The water trickles through a valve into a cistern, leaving behind the dust and dirt collected from the roof. The water is pumped from the cistern, which holds about 1,200 gallons, into the cabin via a direct-current pump, which runs off of batteries. The water is pumped into a pressure tank, located underneath the cabin, the bladder of which sends it into the cabin.
A purification system cleans the water, first through a 20-micron filter, then through a five-micron filter and finally through a UV light that finishes off the last of the microorganisms.
The Boxes get their hot water from a demand tank that only switches on when they turn on the hot water faucet. It’s not electric; it’s hydroelectric, using a fan to light propane to heat the water. Once the hot water is turned off, the hot water tank shuts itself off as well.
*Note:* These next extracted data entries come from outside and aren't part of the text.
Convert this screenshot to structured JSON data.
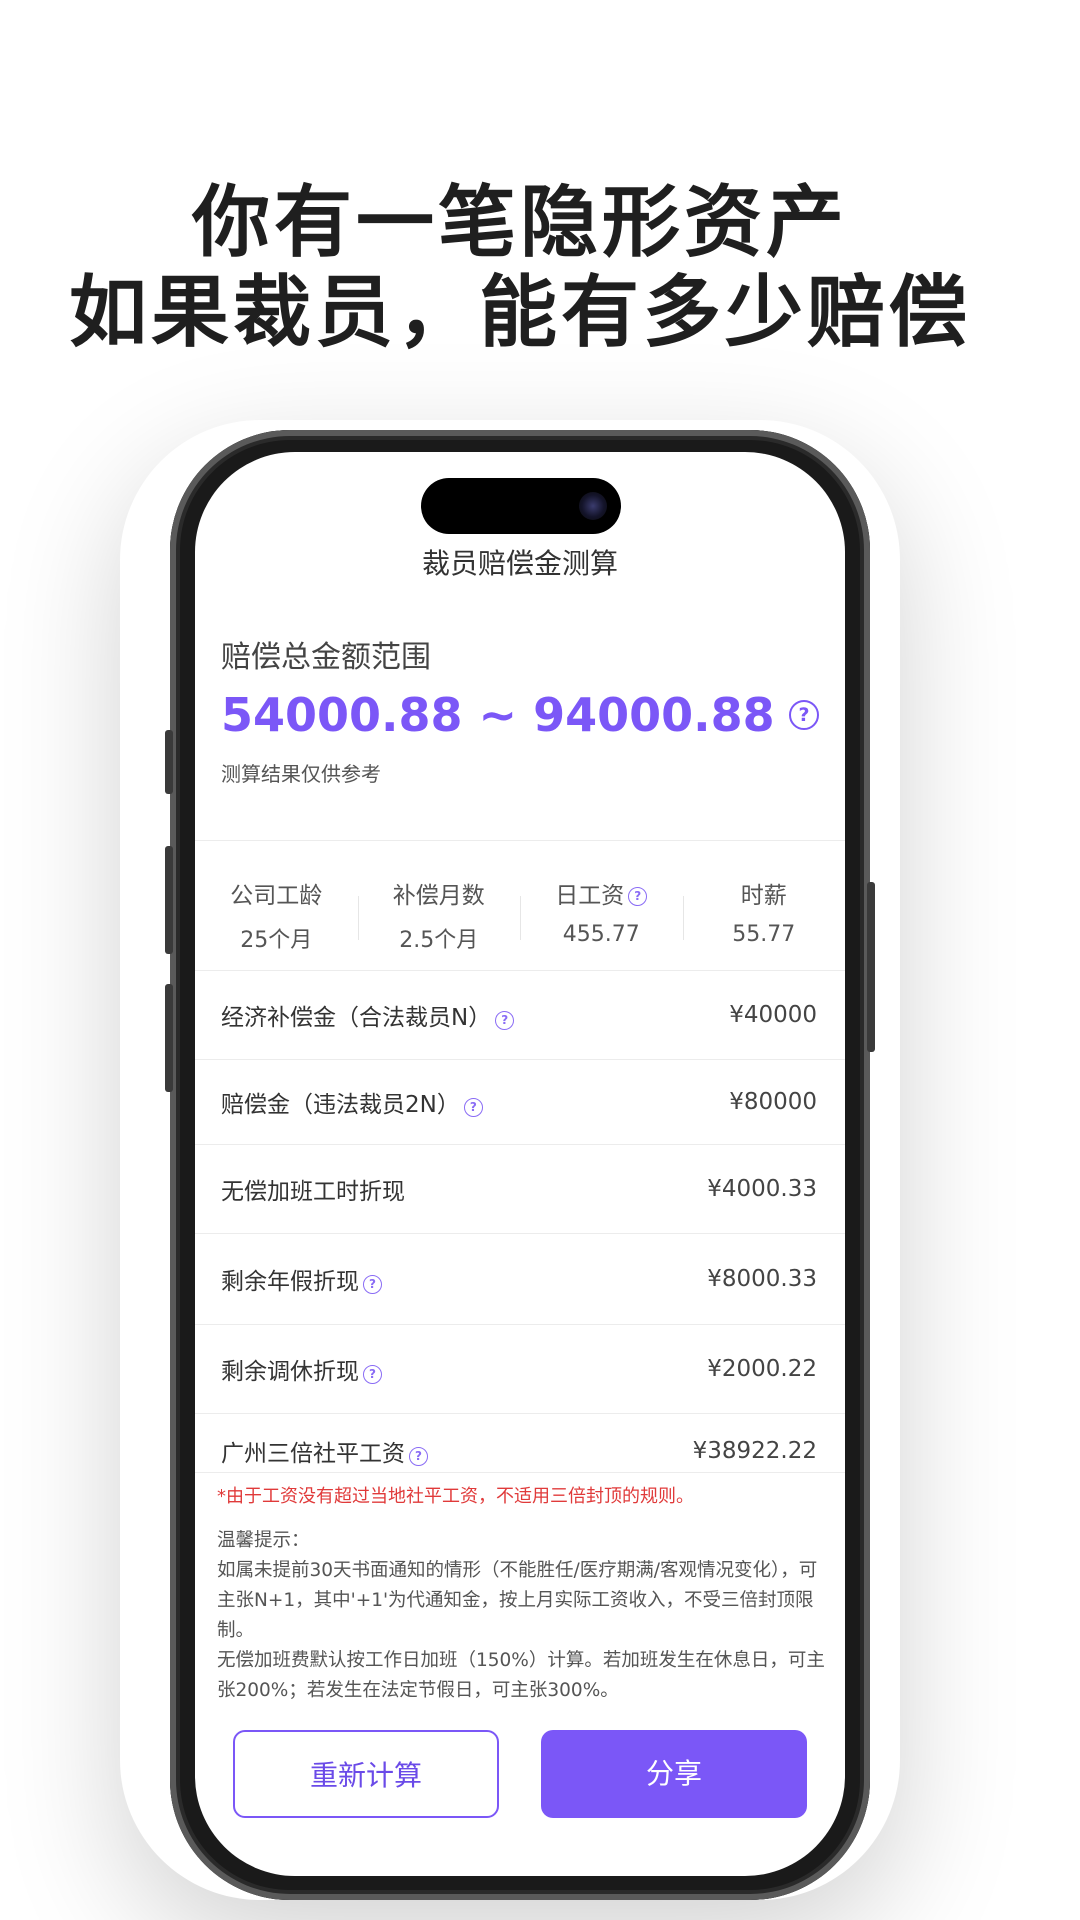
{
  "headline": {
    "line1": "你有一笔隐形资产",
    "line2": "如果裁员，能有多少赔偿"
  },
  "app": {
    "nav_title": "裁员赔偿金测算",
    "total": {
      "label": "赔偿总金额范围",
      "range": "54000.88 ~ 94000.88",
      "note": "测算结果仅供参考",
      "help_icon": "?"
    },
    "stats": [
      {
        "label": "公司工龄",
        "value": "25个月"
      },
      {
        "label": "补偿月数",
        "value": "2.5个月"
      },
      {
        "label": "日工资",
        "value": "455.77",
        "has_help": true
      },
      {
        "label": "时薪",
        "value": "55.77"
      }
    ],
    "rows": [
      {
        "label": "经济补偿金（合法裁员N）",
        "value": "¥40000",
        "has_help": true
      },
      {
        "label": "赔偿金（违法裁员2N）",
        "value": "¥80000",
        "has_help": true
      },
      {
        "label": "无偿加班工时折现",
        "value": "¥4000.33",
        "has_help": false
      },
      {
        "label": "剩余年假折现",
        "value": "¥8000.33",
        "has_help": true
      },
      {
        "label": "剩余调休折现",
        "value": "¥2000.22",
        "has_help": true
      },
      {
        "label": "广州三倍社平工资",
        "value": "¥38922.22",
        "has_help": true
      }
    ],
    "warning": "*由于工资没有超过当地社平工资，不适用三倍封顶的规则。",
    "tips": {
      "title": "温馨提示：",
      "p1": "如属未提前30天书面通知的情形（不能胜任/医疗期满/客观情况变化），可主张N+1，其中'+1'为代通知金，按上月实际工资收入，不受三倍封顶限制。",
      "p2": "无偿加班费默认按工作日加班（150%）计算。若加班发生在休息日，可主张200%；若发生在法定节假日，可主张300%。"
    },
    "buttons": {
      "recalc": "重新计算",
      "share": "分享"
    },
    "colors": {
      "accent": "#7b57f7",
      "warning": "#e03a3a"
    }
  }
}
“It’s all a learning process. It took me four months to get the water good and hot. I found out reading the instructions helps a whole lot,” said Roger Box, laughing.
“And the other thing — I just messed up my water system a little bit. I learned that once a year you need to put a little chlorine in there, just to clean things out a bit, microorganisms and whatnot,” he said. “In order to do that, you have to calculate how much sodium hydrochloride — Clorox — to dump in your cistern. We have a 1,200-gallon cistern. So I calculated that and figured it’d be about 1.2 gallons. And, like anyone, I figured a little more might help.
“It does, but unfortunately, until we get another major rain, our water tastes a little like drinking out of a swimming pool.”
The Boxes said that, even in a drought, they don’t worry about overusing their water supply. He said energy and water conservation are always on their minds because they can easily see how much of each they use, but he said they don’t ration water or worry about running out, simply because they don’t live there full-time.
“I heard of one family who tried this, and it was a family who lived there all the time, and they had problems during droughts,” said Angela Box.
If they did, Roger Box said, they’d worry about conserving water; but, the cistern has a cap on it that he can unscrew and deposit city water if he needed to.
The fact that the Boxes’ sustainable cabin is only lived-in part-time makes managing the details of the lifestyle easier, they said.
And they agreed that they would recommend the lifestyle to others.
But, Roger Box said, it’s not for everyone.
Sitting high on the mountain, surrounded by nature — foliage and living things — the green lifestyle is perfect for the Boxes. When they want to get away awhile.